Gili Islands. Many travelers choose to go to the Gili Islands. Or at least they used to go to the Gili Islands. Nowadays, it is better to visit Nusa Penida and Nusa Lembongan. A few years ago, these islands were not ready to receive tourists. The closeness is the significant advantage of Nusa Penida and Nusa Lembongan over the Gili Islands. It takes at least 4 hours to go to the Gili Islands, whereas it only takes 45 minutes to go to Nusa Penida. If you like the beach, you may want to avoid Ubud and go to the Gili Islands. But you may prefer to visit Thailand to enjoy beautiful beaches.
Uluwatu. Uluwatu is a great place for digital nomads but less great for tourists. The beaches are stunning between enormous cliffs. The drawback is that you need to rent a scooter to experience Uluwatu. Every hot spot, beach, or cafés is far from one another. You cannot get it by foot. For a few days, renting a scooter is inconvenient: find a rental, take the scooter, and get used to driving in Bali. For this reason, we chose not to go to Uluwatu on this 2-week itinerary in Bali. However, if driving a scooter in Bali is something you want to experience, do not hesitate to add it to your travel plan.
Sanur. Even though we must pass by Sanur harbor during these 14 days in Bali, it is not worth staying overnight. It is quieter and cheaper than Seminyak. It could be recommended for families. Overall, Seminyak or Canggu is a better pick.
Kuta. Kuta is located south of Seminyak. It is cheaper than Seminyak, so you can stay here instead of Seminyak when traveling on a budget.
Amed. Amed is a great place for scuba diving. If that’s not the main reason for your trip, it is best to avoid staying in Amed. The beach is made of black sand. It is not what travelers usually expect.
Munduk. If you want to get away from the busy places of Bali, Munduk is a great pick. It is a remote area with much fewer tourists than in other places. It can be recommended for a second trip to Bali. In Munduk, you will stay in the mountains. Some accommodations have awesome views down to the sea.
Lovina. Lovina is on the north side of Bali, the least developed for tourism. It is off the beaten path. Thus, you can stay here if you know what to expect. For a first trip to Bali of 14 days, it is not worth the detour.

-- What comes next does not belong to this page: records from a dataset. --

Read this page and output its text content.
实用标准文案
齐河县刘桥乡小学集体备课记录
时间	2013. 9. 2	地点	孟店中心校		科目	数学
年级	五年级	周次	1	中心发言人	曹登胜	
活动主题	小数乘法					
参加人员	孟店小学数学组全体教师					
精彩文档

Sidemen. Like Munduk, Sidemen is great for staying away from busy places. In Sidemen, you will stay in the middle of rice fields. Some accommodations have an incredible view of Mount Agung.
Tips when visiting Bali
Sarong and temples. A sarong is always required when visiting a temple. The sarong is a large length of fabric wrapped around the waist. A sarong is always rented for free at the entrance of a temple. The free sarongs may be hidden, so having a local guide with you is best. You will find many sarong sellers at every temple entrance. They can be insistent, pushy, and lie about the sarong requirements in the temple.
That’s all for our 2-week itinerary in Bali. There are incredible things for everyone in Bali. There is no doubt you will leave Bali with wonderful memories.